Después paseó impaciente por el vestíbulo, mirando de vez en cuando a la carretera oscura, más allá de la ventana manchada de moscas.
Todos estarían aguardando, y él sentía impaciencia por comenzar. Primero había lo del discurso y luego las preguntas, pero para él todo aquello era una minucia; tenía prevista desde hacía mucho tiempo la aceptación renuente y refunfuñante de sus condiciones. Protestarían, pero al final terminarían por aceptar: primero el editor, luego el general Patzech y por último la señora Winestock, cuya finca de Montana proveería el sitio para la reunión y cuyo dinero iba a financiar a la Organización.

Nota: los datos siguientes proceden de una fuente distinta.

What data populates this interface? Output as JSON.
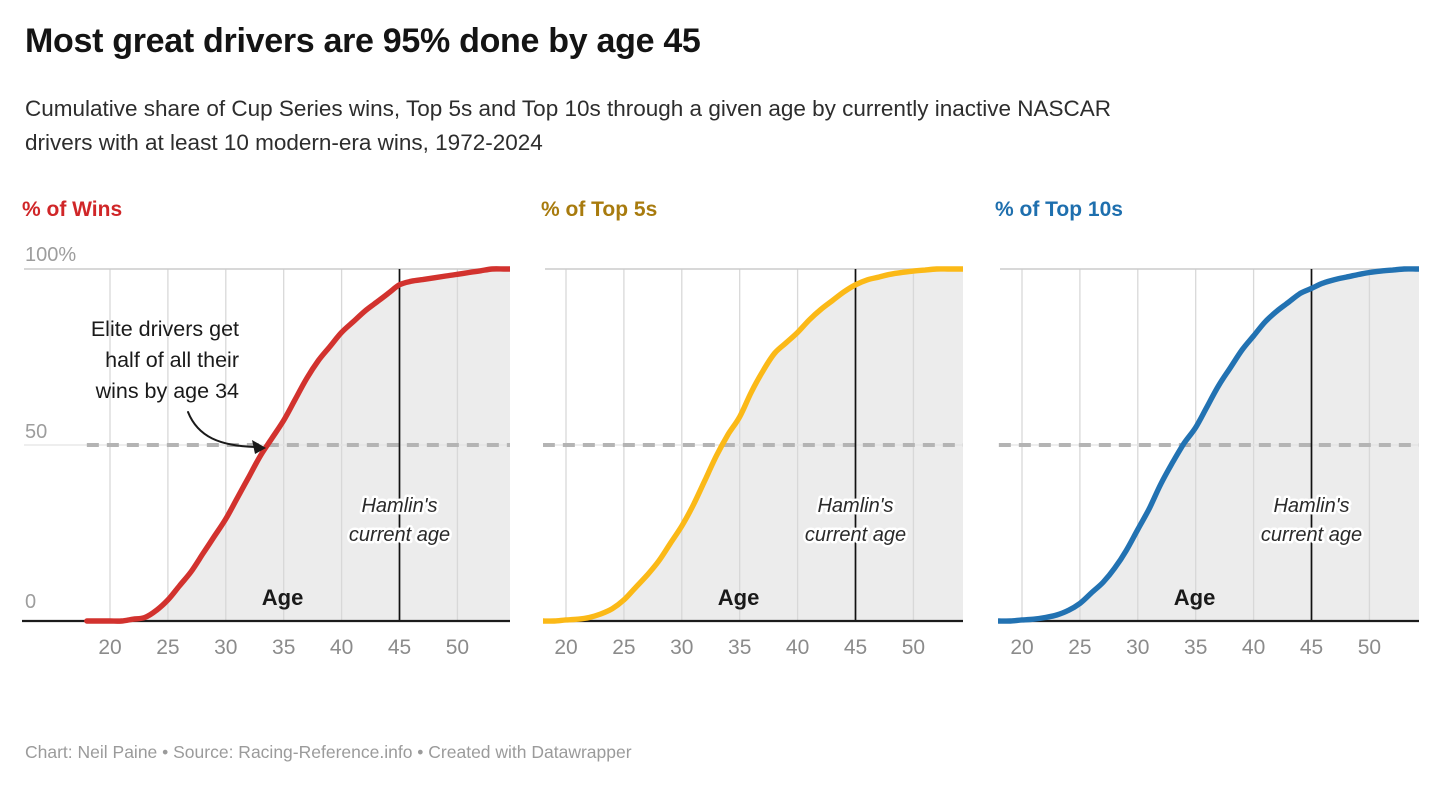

El nombre le agradaba. Se llamarían Patriotas Unidos. Tillman, el industrial, sería quien sugeriría el nombre; los trámites legales habían sido ya arreglados por David Sullivan, el consejero de Nueva York. Todo estaba ya dispuesto, y todo iba a funcionar conforme a los planes.
Enfrente del hotel apareció un delgado proyectil con morro de aguja. Precavidamente, el proyectil descansó en la carretera; su portezuela se plegó, y la envoltura se echó hacía atrás. Jones salió precipitadamente del vestíbulo a la noche fría. Se encaminó hacia el proyectil y penetró en la oscuridad.
—Es hora —le dijo a las figuras medio visibles en las tinieblas—. ¿Están todos allí?
—Absolutamente todos —llegó la respuesta—. Todos reunidos y dispuestos a escuchar. ¿Se ha abrochado ya el cinturón?
Se lo había abrochado. La envoltura se deslizó, volvió a encajar en su sitio, y la puerta quedó cerrada. Un instante más tarde el proyectil de morro de aguja se alzaba en el cielo. Puso proa al oeste, hacia Montana y a las montañas Bitterroot; Jones estaba ya en camino.